Kâh savaşta, kâh depremde…

Olağanüstü her türlü tehlikede en büyük kaybımız geleceğimizde, çocuklarımızda…

Bazen de bir elması işlemeyi bilmeyen cehalette…

Ülkemin en ücra köşesinden,gözümüzün önünde durana kadar,her bir çocuğun hayatına dokunacak doğru adımlar atılması şart. Gelecek onları korumakla başlıyor.Gelecek bizim şu an yapmış olduğumuz inşaatın malzemesinden çalmamakla başlıyor. Enkazlar altında nice geleceğimiz yatıyor…

Geçenlerde, ülkemiz adına gururla göklere imza atmış birini tanıma fırsatım oldu.

Bilecik’in Harmanköy’ünde dünyaya gelmiş, orada büyümüş,ortaokula kadar da orada yaşamış. Küçücük bir köyde ona sunulan kadar imkanla,neler yapabileceğini düşünüp durmuş ancak ona uzanan bir el her şeyin önünü açmış. Hayatını değiştiren şey ise, halasının İstanbul’dan gelip onu alıp götürmesiyle başlamış. Onu alıp okuması için İstanbul’a götürmesiyle…

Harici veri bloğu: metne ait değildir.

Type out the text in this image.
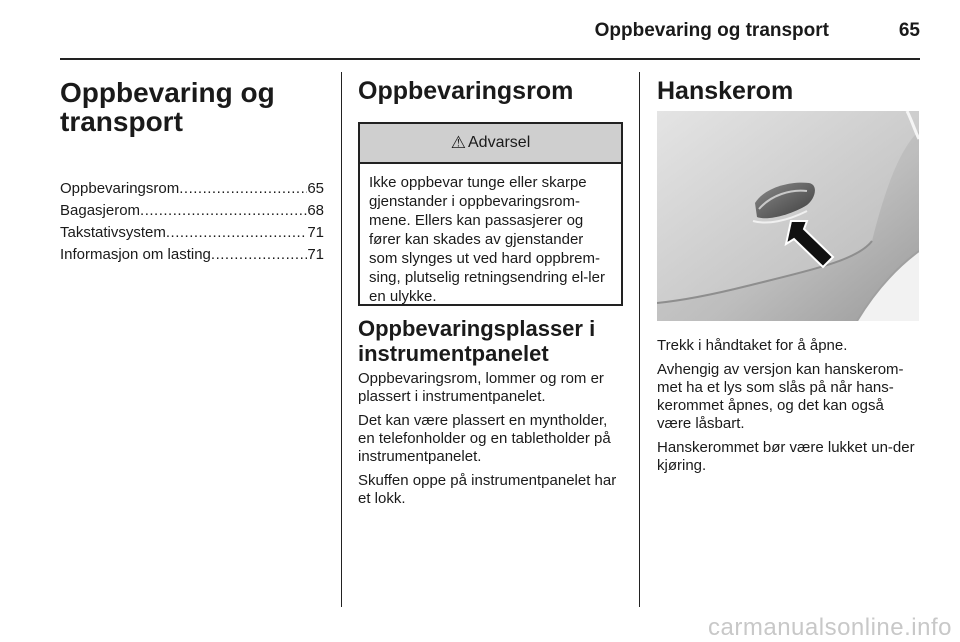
Oppbevaring og transport	65
Oppbevaring og transport
Oppbevaringsrom .....	65
Bagasjerom .....	68
Takstativsystem .....	71
Informasjon om lasting .....	71
Oppbevaringsrom
⚠ Advarsel
Ikke oppbevar tunge eller skarpe gjenstander i oppbevaringsrom-mene. Ellers kan passasjerer og fører kan skades av gjenstander som slynges ut ved hard oppbrem-sing, plutselig retningsendring el-ler en ulykke.
Oppbevaringsplasser i instrumentpanelet

Oppbevaringsrom, lommer og rom er plassert i instrumentpanelet.

Det kan være plassert en myntholder, en telefonholder og en tabletholder på instrumentpanelet.

Skuffen oppe på instrumentpanelet har et lokk.

Hanskerom

Trekk i håndtaket for å åpne.

Avhengig av versjon kan hanskerom-met ha et lys som slås på når hans-kerommet åpnes, og det kan også være låsbart.

Hanskerommet bør være lukket un-der kjøring.

carmanualsonline.info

İstanbul’da kendi hayatına yön verecek o kararı da Kuleli Askeri Lisesi’nden yana kullanmış…

Şimdilerde bu çocuk, Türkiye’nin kendi ürettiği ilk helikopterin test pilotu. Hem yerli üretiminin hem test uçuşlarının önemli noktasında yer alan, havacılık tarihimizin en önemli olaylarından birine imza atan cesur yürekli, ülkemizin ilk helikopter test pilotu Arif Ateş…  

Ya halası onu alıp okuması için İstanbul’a götürmeseydi? Kendisi de gülüyor, halam beni okumak için götürmeseydi ne olurdum bilmiyorum!

Ne olurdu ?

Belki de ülkemin eşsiz köşelerinden birinde, yapabileceklerinden habersiz nice yetenekli çocuklarımızın olduğu gibi yok olup giderdi. Veyahut çocuklarımızı koruyamadığımız, verimli birer birey olması için imkanlar sunabileceğimiz eğitim, öğretim, yaşam alanı sağlayamadığımız gibi. 

En masum duygularımıza ulaştığımız an da çocukluk ortaya çıkıyor. 

Şimdi ise depremzede çocuklarımız için yapabileceğimiz her türlü imkanlar seferber edilmeli. 

Geleceğimiz onlara uzatacağımız sıcak bir elle şekil alıyor...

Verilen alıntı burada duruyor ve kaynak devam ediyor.